Prosecutors charged Yasser Qurish with maliciously spreading false news and with impersonating a maazoun, an official who presides over Muslim marriages and divorces, the attorney general's office said on Friday night.

“He published with ill intentions false news and rumours on his social media account in which he claimed that fees will be slapped on marrying couples under the draft of the family law,” it said. “This has, in turn, disturbed public peace and security and harmed the public interest.”

The statement did not give a date for the trial of Mr Qurish, who was arrested this week.

His social media post followed comments by President Abdel Fattah El Sisi last month on the draft family law that his government intends to send to parliament shortly.

Mr El Sisi said couples must contribute an as-yet-unspecified sum into a fund before they marry.

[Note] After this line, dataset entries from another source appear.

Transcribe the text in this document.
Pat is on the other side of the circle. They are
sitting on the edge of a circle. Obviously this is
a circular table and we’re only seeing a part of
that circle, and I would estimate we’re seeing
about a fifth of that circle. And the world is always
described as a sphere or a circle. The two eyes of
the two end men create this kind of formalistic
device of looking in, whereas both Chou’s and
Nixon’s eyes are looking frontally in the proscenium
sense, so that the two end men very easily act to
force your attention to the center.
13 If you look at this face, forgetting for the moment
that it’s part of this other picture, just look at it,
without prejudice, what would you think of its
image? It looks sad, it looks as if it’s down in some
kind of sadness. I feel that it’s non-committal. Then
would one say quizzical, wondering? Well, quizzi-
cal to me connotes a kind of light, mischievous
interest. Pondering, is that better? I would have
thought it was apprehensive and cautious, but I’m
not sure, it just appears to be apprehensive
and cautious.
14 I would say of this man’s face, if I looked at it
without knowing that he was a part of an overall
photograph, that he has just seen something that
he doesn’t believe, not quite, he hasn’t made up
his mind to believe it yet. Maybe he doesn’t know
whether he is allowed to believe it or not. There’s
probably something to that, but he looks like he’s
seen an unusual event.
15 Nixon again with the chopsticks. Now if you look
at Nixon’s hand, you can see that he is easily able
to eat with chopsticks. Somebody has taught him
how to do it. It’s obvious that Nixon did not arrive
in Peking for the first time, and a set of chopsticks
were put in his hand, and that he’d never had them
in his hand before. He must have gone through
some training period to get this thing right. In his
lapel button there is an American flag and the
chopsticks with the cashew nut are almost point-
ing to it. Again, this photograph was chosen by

The money will be used to support the children of couples who are divorcing but have yet to reach an agreement on child support.

Mr El Sisi said the sum of the contribution would not be large.

“Whoever can afford to marry should be able to pay,” he said.

“Don't people fight over the size of the wedding party and details of the furnishings?” he said.

President Abdel Fattah El Sisi said couples who could afford to marry should be able to pay the contribution required under a new marriage law. AFP

The new law also changes the procedure for obtaining a marriage licence, with the medical tests of the couple for hereditary diseases to now be examined by a committee headed by a judge.

The requirement for a contribution from couples before marriage kicked off a storm of satire on social media and unleashed rumours about its size.

Mostafa Bakry, a staunchly pro-government talk show host, called on Egyptians this week not to pay heed to the rumours, some of which put the figure at 30,000 pounds (nearly $1,000).

He said the president's comments had led to couples rushing to marry before the new law takes effect to avoid paying the contribution.